On May 22, 1999 at 21:27:34, Robert Hyatt wrote:
>On May 22, 1999 at 18:11:52, Peter Fendrich wrote:
>
>>On May 22, 1999 at 15:25:52, Robert Hyatt wrote:
>>
>>>On May 22, 1999 at 12:53:55, Stefan Meyer-Kahlen wrote:
>>>
>>>>Just two questions concerning ELO performance and probabilities:
>>>>
>>>>* How do I calculate my ELO performance if I get x percent out of y games
>>>>against an opponent with z ELO points?
>>>>
>>>>* In which range is my own ELO rating with 95% probability after that match?
>>>>
>>>>I guess those are FAQs with 95% probability :-)
>>>>
>>>>Thanks
>>>> Stefan
>>>
>>>
>>>Performance rating is trivial. compute the following:
>>>
>>>number_wins * (opponent's rating +400)
>>
>>This is not the *ELO* performance rating but probably one of all the national
>>variation that there is... USCF?
>>
>>//Peter
>>>number_draws * opponent's rating
>>>number_losses * (opponent's rating - 400)
>>>
>>>add those up, divide by number of games.
>>>
>>>there is no "95%" probability for a performance rating...
>
>
>That is the only "performance rating" formula I have ever seen used. There are
>alternative ways to represent it... ie
>
>TPR = opponents_rating + (400*(W-L))/N
>
>and so forth.. but they are all the same. If you know of another one, please
>post it... (btw "elo performance rating" doesn't (to me) imply that this is
>in Elo's book, just that it is an estimated "Elo rating" based on nothing but
>your opponent's rating, regardless of what yours is to start with).

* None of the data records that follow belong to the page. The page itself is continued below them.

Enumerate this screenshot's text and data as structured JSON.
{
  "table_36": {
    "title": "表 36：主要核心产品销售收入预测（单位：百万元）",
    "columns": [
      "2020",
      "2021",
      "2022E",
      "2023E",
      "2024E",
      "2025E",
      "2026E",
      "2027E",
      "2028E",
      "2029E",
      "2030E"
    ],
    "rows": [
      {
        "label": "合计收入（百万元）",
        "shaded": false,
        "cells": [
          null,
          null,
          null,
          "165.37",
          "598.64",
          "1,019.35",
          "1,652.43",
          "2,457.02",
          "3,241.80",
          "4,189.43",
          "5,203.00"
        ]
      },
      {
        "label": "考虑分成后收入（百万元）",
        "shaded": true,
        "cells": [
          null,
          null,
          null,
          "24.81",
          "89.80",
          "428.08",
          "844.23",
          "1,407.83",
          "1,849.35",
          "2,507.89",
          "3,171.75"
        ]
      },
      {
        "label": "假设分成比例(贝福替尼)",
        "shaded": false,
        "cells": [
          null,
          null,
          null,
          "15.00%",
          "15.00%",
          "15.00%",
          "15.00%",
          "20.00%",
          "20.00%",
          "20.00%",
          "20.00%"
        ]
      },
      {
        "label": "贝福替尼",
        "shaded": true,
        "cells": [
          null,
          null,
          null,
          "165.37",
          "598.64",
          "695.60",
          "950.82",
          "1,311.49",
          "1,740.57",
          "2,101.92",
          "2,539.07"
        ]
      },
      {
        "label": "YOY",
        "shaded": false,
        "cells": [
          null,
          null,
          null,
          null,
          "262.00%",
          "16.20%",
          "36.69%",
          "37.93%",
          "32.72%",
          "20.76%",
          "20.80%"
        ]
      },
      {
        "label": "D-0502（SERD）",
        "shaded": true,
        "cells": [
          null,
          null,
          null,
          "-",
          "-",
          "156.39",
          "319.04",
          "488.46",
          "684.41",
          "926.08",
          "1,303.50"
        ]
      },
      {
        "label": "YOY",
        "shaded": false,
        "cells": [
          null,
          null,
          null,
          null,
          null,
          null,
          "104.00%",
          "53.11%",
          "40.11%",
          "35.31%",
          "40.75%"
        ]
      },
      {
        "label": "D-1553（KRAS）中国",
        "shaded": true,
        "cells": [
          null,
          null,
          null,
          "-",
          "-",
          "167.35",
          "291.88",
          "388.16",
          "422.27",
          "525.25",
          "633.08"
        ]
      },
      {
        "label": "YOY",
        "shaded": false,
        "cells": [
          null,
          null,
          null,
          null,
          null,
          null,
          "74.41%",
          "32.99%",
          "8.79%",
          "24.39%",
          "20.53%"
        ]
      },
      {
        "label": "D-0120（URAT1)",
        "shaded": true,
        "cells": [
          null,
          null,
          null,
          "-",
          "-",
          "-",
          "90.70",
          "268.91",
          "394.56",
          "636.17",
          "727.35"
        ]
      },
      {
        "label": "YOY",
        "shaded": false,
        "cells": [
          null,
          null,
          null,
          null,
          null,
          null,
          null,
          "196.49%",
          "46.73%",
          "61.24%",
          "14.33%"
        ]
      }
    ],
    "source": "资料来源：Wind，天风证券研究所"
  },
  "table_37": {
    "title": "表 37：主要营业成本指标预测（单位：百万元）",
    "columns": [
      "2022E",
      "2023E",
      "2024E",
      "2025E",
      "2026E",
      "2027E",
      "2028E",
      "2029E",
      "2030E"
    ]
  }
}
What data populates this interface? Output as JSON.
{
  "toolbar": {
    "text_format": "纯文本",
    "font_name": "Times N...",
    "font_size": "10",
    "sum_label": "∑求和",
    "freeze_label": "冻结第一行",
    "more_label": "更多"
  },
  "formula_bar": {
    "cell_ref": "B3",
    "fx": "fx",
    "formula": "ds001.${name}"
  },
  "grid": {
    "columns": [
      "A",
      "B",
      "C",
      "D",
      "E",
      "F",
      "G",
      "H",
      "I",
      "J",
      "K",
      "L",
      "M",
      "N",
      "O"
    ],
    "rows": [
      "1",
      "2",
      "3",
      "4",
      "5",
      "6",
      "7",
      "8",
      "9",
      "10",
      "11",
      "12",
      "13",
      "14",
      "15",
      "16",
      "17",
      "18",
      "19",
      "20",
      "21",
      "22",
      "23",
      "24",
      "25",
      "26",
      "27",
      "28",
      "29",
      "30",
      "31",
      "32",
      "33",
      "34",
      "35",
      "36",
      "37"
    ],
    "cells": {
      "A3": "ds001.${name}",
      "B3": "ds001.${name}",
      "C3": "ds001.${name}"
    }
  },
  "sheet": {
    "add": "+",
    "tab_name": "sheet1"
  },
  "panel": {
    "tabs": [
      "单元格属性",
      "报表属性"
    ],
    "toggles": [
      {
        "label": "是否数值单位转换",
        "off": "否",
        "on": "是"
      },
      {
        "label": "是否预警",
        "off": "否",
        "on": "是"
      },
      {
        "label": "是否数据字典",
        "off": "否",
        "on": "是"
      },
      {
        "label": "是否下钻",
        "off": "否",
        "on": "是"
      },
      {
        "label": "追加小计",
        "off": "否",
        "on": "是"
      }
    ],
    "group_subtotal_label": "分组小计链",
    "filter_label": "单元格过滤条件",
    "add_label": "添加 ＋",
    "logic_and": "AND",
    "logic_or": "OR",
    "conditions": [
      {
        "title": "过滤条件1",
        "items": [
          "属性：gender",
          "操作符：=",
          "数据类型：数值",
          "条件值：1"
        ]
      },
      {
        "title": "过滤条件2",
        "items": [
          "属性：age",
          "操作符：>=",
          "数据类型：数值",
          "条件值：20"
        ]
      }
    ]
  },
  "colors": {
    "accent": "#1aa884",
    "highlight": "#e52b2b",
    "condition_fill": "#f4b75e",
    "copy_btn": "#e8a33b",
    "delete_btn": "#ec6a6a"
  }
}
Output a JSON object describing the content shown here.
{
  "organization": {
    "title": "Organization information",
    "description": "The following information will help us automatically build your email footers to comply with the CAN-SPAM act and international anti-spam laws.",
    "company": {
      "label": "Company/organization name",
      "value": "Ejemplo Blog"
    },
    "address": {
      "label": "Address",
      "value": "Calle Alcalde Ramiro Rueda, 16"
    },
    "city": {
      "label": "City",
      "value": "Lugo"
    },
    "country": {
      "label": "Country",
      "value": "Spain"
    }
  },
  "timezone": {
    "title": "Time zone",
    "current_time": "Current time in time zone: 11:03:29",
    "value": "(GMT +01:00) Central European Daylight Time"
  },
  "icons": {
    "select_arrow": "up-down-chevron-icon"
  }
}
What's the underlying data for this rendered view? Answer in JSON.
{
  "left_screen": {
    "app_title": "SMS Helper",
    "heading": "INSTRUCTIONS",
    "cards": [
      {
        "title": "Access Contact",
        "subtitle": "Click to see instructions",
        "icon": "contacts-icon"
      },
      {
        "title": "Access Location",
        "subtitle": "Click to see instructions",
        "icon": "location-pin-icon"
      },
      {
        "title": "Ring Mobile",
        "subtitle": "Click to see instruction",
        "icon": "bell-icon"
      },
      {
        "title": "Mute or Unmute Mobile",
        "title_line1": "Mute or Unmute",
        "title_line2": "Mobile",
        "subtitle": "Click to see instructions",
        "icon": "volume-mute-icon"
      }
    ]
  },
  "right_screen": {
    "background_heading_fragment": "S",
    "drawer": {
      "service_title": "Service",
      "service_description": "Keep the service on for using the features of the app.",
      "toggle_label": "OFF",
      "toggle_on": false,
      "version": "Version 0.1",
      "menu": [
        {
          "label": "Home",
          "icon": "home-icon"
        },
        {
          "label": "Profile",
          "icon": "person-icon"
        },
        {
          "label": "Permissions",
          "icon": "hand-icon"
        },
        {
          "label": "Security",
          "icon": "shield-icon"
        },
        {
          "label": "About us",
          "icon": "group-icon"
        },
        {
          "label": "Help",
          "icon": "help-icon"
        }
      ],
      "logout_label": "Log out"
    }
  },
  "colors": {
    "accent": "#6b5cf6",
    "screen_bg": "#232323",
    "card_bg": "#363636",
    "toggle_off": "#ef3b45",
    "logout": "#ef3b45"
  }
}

That's true and the elo performance rating formula below is just that.
What you are proposing is a linear approximation of the Performance Rating.
It is not USCF as I thought. In fact it is also mentioned by Dr. Elo.
The purpose with this, from what I can understand, is to easyly calculate the
performance rating by hand.
The original performance rating is:
Rc + D(P)
where Rc is the opponents average rating. D(P) is the expected rating difference
with the current win percentage P. D(P) is based on the Bell curve.